On Feb 28, 2007, at 6:54 AM, Phil Carns wrote:
I know that you guys still have some ongoing discussion about the long
range design for tracking handles, but I have another item about the
current implementation that might be of interest.
Most of the remaining startup performance problem (after Sam's
optimization patches) appears to be a result of how the db is ordered.
If I modify the attr db's comparison function so that it has a "<"
rather than ">", then all of the preads during startup go in order
through the db rather than backwards. This takes the startup time
on a
cold db down to just 34 seconds. Previously it was 2 minutes 22
seconds.
It still could be faster, but that seems to be the biggest part of the
time. I imagine the rest of it is just the access size (4 KB at a
time) that might be tunable through some berkeley db settings.
The downside of making that particular change to the comparison
method is that it breaks storage space compatibility.
I wonder if it might be possible to accomplish the same thing in the
current db format by modifying iterate_handles() to just run the
cursor
backwards (using DB_PREV instead of DB_NEXT)? That wouldn't hurt
storage space compability (if it works), but I don't know if it
makes any difference to callers of that function what order the
handles come out in.
It doesn't matter to the caller. You'll also need to set the cursor
to the last position in the db with DB_LAST. Does DB_PREV work with
DB_MULTIPLE though? Its not clear from the above, does the
improvement to 34 seconds occur with MULTIPLE or without?

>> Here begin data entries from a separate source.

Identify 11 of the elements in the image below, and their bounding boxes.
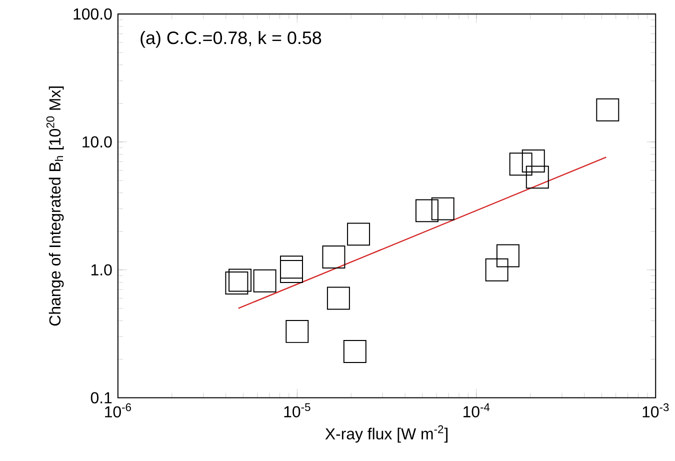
y-tick-label: 10.0 [82, 136, 112, 148]
x-tick-label: 10$^{-3}$ [642, 403, 669, 418]
y-axis-title: Change of Integrated B$_{h}$ [10$^{20}$ Mx] [46, 86, 64, 326]
y-tick-label: 1.0 [91, 264, 112, 276]
y-tick-label: 0.1 [90, 392, 112, 404]
annotation: (a) C.C.=0.78, k = 0.58 [140, 31, 322, 48]
x-tick-label: 10$^{-5}$ [284, 403, 310, 418]
x-tick-label: 10$^{-4}$ [464, 403, 490, 418]
y-tick-label: 100.0 [74, 8, 112, 20]
x-tick-label: 10$^{-6}$ [105, 403, 132, 418]
x-axis-title: X-ray flux [W m$^{-2}$] [325, 425, 448, 443]
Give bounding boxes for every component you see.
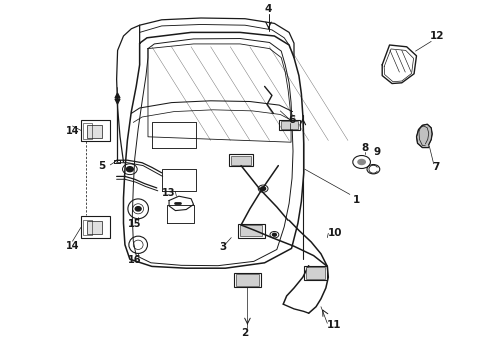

I mentioned previously that the dspace db gets opened with the RECNUM
flag. I don't think that's necessary, and removing it will
invariably improve performance, but we need a way to return the
position for iterate_handles. The easiest thing to do is turn
PVFS_ds_position into a uint64_t (currently its only uint32_t). That
breaks interfaces and protocols though.
-sam
-Phil
Phil Carns wrote:
Phil Carns wrote:
Yeah that is odd. Setting the cursor for each call to
iterate_handles may be the reason for it starting over. Do you
know how many times it starts over? The number of times
iterate_handles is called will be (# of files / 4096).
It only goes through the file twice if I am looking at the log
correctly. Also, I just realized that on both passes (the one
jumping backwards 40KB at a time and the one jumping backwards
4KB at a time) it is only reading 4KB per pread. I don't know
what it is doing from a db point of view, but from an access
point of view it looks like it goes backwards with a strided
pattern and then goes backwards reading the entire thing. There
are some other reads scattered here and there, but those two
cycles represent the overwhelming majority of the total preads in
the strace file. By spot checking I don't really see any
significant divergence from the patterns.
It also just occurred to me that maybe I should repeat the strace
and try to capture it with timestamps; I'm not really sure if
both of these pread cycles are actually during the scan or not.
I just double checked- both of those big pread cycles are
happening after this message is logged:
[D 13:06:53.916769] dbpf collection 752900094 - Setting collection
handle ranges to 4-536870914,4294967292-4831838202
... but before the next message. So they do appear to both be a
result of the handle scanning on startup.